We can’t complain that we lack the funding to meet this demand. If we had the moral will, funds would not be an obstacle. After all, nations around the world—especially the major powers—invest hundreds of billions in their military forces and weapons of war. The U.S. itself has a defense budget of almost a trillion dollars. It would take only a tiny fraction of this to guarantee that everyone eats, that no one starves, that no child has to be reduced to a heap of skin and bones.
However, acts of humanitarian aid are not enough to redeem our humanity. People should be able to obtain the food they need in a way that affirms their inherent dignity. This means that they obtain their food through their own resources, not through charity.
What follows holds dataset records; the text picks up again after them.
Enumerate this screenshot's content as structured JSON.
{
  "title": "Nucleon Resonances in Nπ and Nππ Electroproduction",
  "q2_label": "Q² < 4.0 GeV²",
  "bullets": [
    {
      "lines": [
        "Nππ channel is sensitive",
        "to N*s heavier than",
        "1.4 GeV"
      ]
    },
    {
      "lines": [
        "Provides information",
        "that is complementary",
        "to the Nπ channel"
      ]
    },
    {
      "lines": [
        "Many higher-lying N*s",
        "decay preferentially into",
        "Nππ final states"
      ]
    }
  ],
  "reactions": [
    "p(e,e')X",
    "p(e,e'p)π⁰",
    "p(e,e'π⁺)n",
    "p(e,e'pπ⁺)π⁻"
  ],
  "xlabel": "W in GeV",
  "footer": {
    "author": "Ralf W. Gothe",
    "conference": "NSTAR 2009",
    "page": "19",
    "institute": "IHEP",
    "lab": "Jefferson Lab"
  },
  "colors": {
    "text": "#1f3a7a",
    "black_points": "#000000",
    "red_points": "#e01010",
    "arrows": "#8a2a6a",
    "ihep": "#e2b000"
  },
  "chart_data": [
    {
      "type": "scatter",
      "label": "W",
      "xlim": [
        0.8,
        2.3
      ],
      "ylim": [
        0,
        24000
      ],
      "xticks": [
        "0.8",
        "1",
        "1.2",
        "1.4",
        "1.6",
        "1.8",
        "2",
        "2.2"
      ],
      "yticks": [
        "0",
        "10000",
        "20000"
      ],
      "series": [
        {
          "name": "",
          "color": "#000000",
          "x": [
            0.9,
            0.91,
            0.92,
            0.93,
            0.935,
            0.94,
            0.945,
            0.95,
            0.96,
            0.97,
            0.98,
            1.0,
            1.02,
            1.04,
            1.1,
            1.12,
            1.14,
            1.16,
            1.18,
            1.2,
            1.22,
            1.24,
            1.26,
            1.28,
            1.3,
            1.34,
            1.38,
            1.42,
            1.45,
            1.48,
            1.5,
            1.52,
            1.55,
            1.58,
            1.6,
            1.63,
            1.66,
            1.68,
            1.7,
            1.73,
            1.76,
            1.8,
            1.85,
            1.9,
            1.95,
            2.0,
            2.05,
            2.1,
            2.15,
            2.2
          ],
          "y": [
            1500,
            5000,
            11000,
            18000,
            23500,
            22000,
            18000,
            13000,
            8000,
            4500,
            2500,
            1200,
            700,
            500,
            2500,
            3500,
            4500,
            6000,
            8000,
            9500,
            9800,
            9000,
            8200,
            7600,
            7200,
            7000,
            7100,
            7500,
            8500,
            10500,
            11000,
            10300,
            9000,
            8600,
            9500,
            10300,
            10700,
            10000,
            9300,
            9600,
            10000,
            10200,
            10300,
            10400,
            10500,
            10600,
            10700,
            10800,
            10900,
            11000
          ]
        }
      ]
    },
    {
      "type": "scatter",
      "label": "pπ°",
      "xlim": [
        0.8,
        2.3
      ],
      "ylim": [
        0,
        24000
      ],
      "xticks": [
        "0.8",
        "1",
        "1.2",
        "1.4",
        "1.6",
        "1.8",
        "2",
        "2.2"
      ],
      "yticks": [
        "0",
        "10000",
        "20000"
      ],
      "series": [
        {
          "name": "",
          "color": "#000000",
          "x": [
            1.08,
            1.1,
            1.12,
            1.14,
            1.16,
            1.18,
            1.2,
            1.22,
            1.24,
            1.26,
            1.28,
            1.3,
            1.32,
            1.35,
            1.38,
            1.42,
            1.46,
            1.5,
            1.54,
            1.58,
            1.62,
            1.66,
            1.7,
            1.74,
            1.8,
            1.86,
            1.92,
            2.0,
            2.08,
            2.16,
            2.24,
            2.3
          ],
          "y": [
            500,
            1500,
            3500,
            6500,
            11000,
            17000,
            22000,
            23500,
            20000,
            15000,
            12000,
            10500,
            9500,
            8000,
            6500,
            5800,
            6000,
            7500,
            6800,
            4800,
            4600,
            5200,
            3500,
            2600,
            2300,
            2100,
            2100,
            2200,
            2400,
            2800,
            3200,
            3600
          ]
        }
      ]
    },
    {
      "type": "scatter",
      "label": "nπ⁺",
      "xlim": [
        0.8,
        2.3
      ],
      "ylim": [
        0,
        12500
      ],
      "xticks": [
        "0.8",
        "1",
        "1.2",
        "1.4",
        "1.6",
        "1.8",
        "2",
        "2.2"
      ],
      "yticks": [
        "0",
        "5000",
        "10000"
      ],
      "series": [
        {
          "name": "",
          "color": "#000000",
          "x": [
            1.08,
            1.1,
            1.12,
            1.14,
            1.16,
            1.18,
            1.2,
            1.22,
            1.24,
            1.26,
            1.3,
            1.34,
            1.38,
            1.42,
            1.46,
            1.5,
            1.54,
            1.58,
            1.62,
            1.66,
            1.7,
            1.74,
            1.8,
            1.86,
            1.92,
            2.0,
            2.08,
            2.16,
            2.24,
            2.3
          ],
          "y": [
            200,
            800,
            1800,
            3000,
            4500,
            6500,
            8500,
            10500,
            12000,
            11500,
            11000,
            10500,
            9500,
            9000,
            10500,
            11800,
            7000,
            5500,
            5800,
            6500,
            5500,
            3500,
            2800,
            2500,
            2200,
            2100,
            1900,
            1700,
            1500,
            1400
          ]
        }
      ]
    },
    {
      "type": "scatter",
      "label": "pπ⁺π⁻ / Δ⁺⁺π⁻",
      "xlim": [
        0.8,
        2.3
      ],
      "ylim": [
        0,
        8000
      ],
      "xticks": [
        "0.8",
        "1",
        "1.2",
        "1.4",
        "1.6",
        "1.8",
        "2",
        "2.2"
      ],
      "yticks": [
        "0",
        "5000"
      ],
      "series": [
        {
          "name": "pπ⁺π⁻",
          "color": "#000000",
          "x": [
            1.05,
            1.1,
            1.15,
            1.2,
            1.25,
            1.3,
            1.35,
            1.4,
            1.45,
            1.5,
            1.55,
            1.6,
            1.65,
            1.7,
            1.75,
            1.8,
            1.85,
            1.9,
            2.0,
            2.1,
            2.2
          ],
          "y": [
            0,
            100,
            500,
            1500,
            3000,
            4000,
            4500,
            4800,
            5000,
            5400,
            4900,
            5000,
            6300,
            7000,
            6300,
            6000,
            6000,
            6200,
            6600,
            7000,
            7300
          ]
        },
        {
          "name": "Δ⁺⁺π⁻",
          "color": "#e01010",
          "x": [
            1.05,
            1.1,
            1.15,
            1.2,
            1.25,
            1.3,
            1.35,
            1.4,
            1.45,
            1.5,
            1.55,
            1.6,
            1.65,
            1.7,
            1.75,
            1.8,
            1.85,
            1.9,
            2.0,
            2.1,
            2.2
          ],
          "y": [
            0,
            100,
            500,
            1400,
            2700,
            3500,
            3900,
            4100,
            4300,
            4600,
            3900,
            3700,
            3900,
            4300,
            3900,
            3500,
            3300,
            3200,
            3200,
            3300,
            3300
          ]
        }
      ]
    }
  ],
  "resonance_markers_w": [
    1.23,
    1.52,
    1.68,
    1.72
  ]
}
They would either grow their own food on land that they themselves possess or earn enough to live on a nutritious diet. To achieve this goal, the current dominant model of industrial agriculture, often cruel and destructive and blindly driven by the profit motive, needs to be gradually replaced by an alternative model, the most promising being that of agroecology. This is a model that gives precedence to the needs of small-scale farmers. Its output is at least equal to that of industrial-scale farms, yet it preserves the natural environment, centers the diet around vegetables and fruits rather than meat, and reduces the enormous carbon footprint generated by industrial agriculture. Whether we make the changes needed will mean, for many millions, the difference between a death sentence and reprieve.